Health

Obat Apasih Ivermectin? Obat ‘Terapi Covid-19’ Atau Obat Cacing?

Ivermectin Obat ‘terapi Covid-19’

Obat anti parasit Ivermectin kabarnya telah mendapat lampu hijau dari BPOM (Badan Pengawas Obat dan Makanan) sebagai obat terapi COVID-19. Rencananya obat ini bakal diproduksi oleh PT Indofarma, Tbk dengan kapasitas 4 juta obat setiap bulannya.

“Hari ini pula kami akan menyampaikan obat Ivermectin obat antiparasit telah keluar hari ini telah mendapat izin BPOM,” kata Erick Thohir, Menteri BUMN RI pada, Senin (21/6/2021).

Lihat Juga: Klaim Obat COVID-19, Video Anji – Hadi Pranoto Dihapus Oleh Pihak Youtube

Termasuk Obat Keras

Ivermectin tergolong obat keras, yang berarti hanya dapat digunakan sesuai resep dokter. Penggunaan dalam jangka panjang tanpa adanya indikasi medis dapat menimbulkan efek samping. Beberapa efek samping yang ditimbulkan akibat penggunaan yang tak sesuai indikasi yaitu:

  • Ruam kulit
  • Pusing
  • Nyeri otot atau sendi
  • Diare
  • Sembelit
  • Sindrom Stevens-Johnson
  • Mengantuk

Ingat Ivermectin Bukan Obat COVID-19!

Menteri BUMN RI Erick Thohir menegaskan obat ini bukanlah obat COVID-19 tetapi obat ‘terapi COVID-19’. Ivermectin sendiri bukanlah obat baru di Indonesia. Obat ini terdaftar sebagai obat cacingan (Strongyloidiasis dan Onchocerciasis). Biasanya diberikan untuk pemakaian satu tahun satu jali dalam dosis tunggal 150-200 mcg/kg berat badan.

Dalam uji in-vitro, obat satu ini terbukti berpotensi antivirus. Uji tersebut dilakukan untuk menemukan obat baru atau obat yang telah digunakan untuk penyakit lain, namun diduga berpotensi untuk pengobatan virus Corona.
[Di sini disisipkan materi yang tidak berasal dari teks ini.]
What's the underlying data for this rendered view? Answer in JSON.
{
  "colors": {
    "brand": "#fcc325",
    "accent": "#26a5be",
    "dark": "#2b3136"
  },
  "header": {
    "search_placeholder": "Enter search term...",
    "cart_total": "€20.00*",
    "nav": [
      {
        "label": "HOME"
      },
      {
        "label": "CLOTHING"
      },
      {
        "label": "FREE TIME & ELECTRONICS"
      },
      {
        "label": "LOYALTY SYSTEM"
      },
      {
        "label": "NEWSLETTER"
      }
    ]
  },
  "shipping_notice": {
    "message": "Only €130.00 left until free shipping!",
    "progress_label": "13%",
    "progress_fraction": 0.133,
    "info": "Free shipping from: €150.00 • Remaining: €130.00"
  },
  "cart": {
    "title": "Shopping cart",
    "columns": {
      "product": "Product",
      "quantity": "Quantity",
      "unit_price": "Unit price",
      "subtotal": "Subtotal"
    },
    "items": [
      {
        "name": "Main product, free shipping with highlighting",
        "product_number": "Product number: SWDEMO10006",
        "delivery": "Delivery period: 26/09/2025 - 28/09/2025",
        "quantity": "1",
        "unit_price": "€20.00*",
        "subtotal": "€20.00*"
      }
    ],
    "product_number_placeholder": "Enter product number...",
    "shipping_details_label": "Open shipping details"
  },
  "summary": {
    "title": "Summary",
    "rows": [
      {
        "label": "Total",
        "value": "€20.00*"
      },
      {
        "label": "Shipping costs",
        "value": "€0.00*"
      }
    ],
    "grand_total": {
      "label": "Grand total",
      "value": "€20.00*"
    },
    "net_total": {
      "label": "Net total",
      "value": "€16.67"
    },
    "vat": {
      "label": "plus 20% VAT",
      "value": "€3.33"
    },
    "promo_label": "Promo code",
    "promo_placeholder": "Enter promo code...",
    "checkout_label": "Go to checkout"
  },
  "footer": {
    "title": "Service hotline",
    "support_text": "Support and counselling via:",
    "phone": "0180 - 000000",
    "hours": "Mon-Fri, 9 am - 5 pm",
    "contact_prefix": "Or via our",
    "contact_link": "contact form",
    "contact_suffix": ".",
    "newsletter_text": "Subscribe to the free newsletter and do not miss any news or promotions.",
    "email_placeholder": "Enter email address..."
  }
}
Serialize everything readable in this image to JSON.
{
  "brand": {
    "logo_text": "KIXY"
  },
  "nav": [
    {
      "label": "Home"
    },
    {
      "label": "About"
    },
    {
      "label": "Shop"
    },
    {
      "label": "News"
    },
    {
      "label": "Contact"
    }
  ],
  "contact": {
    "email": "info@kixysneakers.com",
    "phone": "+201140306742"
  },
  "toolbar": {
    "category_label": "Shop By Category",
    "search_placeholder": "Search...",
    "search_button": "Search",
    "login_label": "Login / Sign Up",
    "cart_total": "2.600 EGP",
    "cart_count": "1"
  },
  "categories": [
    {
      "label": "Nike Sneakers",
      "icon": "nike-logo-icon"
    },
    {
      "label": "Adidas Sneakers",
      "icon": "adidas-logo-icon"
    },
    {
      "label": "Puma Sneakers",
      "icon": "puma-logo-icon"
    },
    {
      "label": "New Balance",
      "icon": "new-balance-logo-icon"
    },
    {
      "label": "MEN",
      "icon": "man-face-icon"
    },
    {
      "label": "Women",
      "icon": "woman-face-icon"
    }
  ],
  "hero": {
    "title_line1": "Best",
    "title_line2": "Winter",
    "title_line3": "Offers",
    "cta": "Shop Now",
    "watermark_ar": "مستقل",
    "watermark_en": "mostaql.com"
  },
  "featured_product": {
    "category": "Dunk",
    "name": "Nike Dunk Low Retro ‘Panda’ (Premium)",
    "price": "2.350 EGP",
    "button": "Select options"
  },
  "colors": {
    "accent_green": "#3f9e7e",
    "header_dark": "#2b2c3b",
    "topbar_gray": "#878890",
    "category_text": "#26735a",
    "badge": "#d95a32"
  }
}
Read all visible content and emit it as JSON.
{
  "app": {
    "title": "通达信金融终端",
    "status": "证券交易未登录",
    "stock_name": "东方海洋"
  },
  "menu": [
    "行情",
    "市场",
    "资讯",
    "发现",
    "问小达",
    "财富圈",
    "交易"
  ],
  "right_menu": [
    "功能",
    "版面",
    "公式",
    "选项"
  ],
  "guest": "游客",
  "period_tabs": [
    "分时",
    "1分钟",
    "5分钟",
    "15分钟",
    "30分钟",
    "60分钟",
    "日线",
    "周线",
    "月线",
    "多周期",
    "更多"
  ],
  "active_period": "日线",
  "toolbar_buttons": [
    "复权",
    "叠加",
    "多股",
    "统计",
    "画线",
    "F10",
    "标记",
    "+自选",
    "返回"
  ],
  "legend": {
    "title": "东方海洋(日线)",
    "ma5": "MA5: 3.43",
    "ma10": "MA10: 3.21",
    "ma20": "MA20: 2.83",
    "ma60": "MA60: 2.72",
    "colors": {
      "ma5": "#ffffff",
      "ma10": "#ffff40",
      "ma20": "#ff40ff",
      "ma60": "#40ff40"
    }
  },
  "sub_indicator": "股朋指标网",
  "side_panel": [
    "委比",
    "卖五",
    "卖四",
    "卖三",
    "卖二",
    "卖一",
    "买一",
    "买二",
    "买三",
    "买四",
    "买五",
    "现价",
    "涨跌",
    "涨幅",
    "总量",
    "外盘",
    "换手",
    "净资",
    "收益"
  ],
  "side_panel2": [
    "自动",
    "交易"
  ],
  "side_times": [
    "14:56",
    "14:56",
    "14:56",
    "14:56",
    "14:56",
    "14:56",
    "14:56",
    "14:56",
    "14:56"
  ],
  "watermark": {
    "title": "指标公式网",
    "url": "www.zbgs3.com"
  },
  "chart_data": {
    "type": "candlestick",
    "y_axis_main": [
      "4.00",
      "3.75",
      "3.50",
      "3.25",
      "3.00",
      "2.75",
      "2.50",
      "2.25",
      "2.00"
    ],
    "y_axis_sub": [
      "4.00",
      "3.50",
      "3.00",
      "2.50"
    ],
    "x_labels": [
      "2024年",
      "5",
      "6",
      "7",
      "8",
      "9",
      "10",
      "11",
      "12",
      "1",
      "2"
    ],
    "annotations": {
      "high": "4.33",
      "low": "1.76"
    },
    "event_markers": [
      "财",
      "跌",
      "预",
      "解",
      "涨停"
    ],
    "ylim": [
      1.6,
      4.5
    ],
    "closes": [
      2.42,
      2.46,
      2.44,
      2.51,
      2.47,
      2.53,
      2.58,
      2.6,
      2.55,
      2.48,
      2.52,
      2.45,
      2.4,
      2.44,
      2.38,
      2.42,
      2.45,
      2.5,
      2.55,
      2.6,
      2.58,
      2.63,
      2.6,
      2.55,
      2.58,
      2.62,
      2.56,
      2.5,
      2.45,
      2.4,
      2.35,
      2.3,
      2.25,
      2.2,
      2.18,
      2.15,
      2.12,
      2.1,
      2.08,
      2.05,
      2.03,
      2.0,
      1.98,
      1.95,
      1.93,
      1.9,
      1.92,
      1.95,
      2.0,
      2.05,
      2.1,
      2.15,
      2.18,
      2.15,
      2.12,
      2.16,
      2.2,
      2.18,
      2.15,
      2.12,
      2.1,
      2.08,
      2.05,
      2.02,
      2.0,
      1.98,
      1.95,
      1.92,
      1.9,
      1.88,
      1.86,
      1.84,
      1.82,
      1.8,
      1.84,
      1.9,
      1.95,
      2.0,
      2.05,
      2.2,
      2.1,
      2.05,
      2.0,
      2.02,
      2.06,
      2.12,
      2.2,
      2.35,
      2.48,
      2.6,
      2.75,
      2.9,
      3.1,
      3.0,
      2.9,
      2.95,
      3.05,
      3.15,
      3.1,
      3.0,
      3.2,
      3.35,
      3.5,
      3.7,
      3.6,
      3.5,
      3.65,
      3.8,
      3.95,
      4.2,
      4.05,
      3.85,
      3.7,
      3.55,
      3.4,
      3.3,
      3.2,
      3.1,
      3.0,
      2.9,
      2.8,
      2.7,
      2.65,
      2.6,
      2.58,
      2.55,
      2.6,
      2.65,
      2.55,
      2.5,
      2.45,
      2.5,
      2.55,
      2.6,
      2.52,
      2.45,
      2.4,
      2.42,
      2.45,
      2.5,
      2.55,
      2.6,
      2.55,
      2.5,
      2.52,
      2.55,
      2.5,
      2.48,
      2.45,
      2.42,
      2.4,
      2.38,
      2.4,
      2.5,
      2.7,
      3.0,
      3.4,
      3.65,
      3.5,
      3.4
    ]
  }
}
Lihat Juga: Obat Corona “Avigan” Belum Mampu Obati Penderita Covid-19

Uji Klinis Baru Akan Dimulai

Sementara, dr Siti Nadia Tarmizi, Direktur Pengendalian dan Pencegahan penyakit Menular Kemenkes, mengatakan uji klinis obat ini baru akan dimulai. Karena itulah belum ada kepastian hasil dari keamanan atau khasiat Ivermectin untuk COVID-19.

“Belum (mulai uji klinis Ivermectin). Baru bakal dimulai,” tegas dr Nadia seperti dikutip dari laman detikcom, Selasa (22/6/2021).

Selain itu, juga menegaskan obat ini harus di bawah penanganan doker. Karena tidak seluruh pasien kemudian membutuhkannya.